By Richard Cowan
WASHINGTON (Reuters) - Republicans in the Congress on Tuesday pushed forward with legislation that would kill the Environmental Protection Agency's efforts to regulate greenhouse gases blamed for global warming.
The House Energy and Commerce Committee, on a mostly partisan vote, approved the bill that would halt EPA regulations that began this year to control emissions of carbon dioxide and other pollutants linked to climate change.
A House subcommittee had approved this measure last week.
In the Senate, Republican leader Mitch McConnell moved to attach identical legislation to an unrelated small business bill being debated in the chamber.

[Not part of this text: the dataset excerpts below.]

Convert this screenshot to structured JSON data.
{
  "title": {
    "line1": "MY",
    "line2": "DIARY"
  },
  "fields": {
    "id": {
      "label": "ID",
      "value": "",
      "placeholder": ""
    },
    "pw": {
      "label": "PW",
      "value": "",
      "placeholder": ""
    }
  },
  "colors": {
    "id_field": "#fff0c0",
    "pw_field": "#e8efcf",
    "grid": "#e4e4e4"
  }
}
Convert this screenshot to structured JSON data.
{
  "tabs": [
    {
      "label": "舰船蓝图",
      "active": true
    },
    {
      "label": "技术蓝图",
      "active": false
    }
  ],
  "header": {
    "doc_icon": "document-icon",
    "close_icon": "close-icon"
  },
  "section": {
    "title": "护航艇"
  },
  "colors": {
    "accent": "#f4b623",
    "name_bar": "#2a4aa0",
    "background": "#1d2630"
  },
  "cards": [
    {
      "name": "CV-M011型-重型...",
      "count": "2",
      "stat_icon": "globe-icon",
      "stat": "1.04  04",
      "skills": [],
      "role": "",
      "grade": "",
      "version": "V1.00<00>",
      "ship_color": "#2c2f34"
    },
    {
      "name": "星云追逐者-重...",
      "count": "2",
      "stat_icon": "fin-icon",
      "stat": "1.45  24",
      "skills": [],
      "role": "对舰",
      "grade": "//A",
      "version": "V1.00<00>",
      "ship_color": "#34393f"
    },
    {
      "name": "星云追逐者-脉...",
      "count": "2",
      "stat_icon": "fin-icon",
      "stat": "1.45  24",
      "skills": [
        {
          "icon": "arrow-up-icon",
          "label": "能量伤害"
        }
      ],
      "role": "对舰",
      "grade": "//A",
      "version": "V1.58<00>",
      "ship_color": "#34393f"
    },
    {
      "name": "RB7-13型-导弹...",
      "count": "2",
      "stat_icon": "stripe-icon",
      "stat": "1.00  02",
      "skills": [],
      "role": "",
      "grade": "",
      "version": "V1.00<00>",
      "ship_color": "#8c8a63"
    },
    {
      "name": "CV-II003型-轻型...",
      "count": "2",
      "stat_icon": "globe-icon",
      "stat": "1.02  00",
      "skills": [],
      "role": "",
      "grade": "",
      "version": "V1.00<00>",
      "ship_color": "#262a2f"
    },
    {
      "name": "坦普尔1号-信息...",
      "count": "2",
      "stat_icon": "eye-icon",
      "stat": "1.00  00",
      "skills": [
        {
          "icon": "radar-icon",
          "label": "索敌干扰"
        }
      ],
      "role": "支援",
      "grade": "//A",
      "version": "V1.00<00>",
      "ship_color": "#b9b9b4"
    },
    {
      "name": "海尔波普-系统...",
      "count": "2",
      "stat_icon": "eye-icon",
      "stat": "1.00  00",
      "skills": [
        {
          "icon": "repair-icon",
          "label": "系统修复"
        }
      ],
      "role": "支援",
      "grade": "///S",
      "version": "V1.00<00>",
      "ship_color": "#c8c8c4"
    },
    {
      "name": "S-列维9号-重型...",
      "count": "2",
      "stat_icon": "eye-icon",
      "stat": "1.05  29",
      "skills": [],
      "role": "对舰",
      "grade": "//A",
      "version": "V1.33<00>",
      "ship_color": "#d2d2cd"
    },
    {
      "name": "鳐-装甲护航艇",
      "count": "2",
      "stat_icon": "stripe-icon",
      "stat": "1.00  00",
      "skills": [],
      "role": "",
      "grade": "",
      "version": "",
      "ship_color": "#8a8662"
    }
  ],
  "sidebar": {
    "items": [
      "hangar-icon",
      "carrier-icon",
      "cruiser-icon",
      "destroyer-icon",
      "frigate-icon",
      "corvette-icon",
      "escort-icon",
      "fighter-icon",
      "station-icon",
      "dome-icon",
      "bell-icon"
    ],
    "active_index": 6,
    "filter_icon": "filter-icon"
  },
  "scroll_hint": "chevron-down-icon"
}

House Energy and Commerce Committee Chairman Fred Upton is working in tandem with Senator James Inhofe, a leading skeptic of human-induced climate change and a critic of government attempts to control carbon dioxide pollution.
Environmentalists denounced the House panel's action.
"Passage of this bill puts polluters ahead of the public and stops the EPA from protecting the health of every American," said Franz Matzner of the Natural Resources Defense Council.
Inhofe has been instrumental in blocking climate control legislation over the last decade, and he and other Republicans are now moving to squelch more narrow EPA regulations.
"Imposing a backdoor national energy tax through the EPA is a strange way to respond to rising gas prices," McConnell said.
It was unclear when a vote on the climate-related amendment would be called in the Senate. McConnell predicted "bipartisan support" for the legislation, but stopped short of saying there would be the 60 votes of support likely to be needed in the 100-member Senate.
The measure would stop EPA from regulating carbon dioxide emissions from large factories, oil refineries and electric utilities.
In January, EPA went ahead with regulations aimed at large polluters by requiring them to obtain permits for emitting carbon and other greenhouse gases. Still to come this year are proposed rules that would limit emissions from power plants and oil refineries.
EPA is moving ahead with the regulations after efforts to pass climate control legislation collapsed in the Senate last year. The House passed a comprehensive bill in 2009.
Inhofe, speaking on the Senate floor, said new controls on carbon pollution would cost families in his home state of Oklahoma about $3,000 annually in higher energy prices.
But Democrats and environmentalists have challenged such estimates as scare tactics and say the high cost figures were based on outdated or faulty research.
Under legislation in Congress last year, consumers would have been compensated for some of the higher energy costs associated with moving the U.S. economy toward using more alternative fuels such as wind and solar power.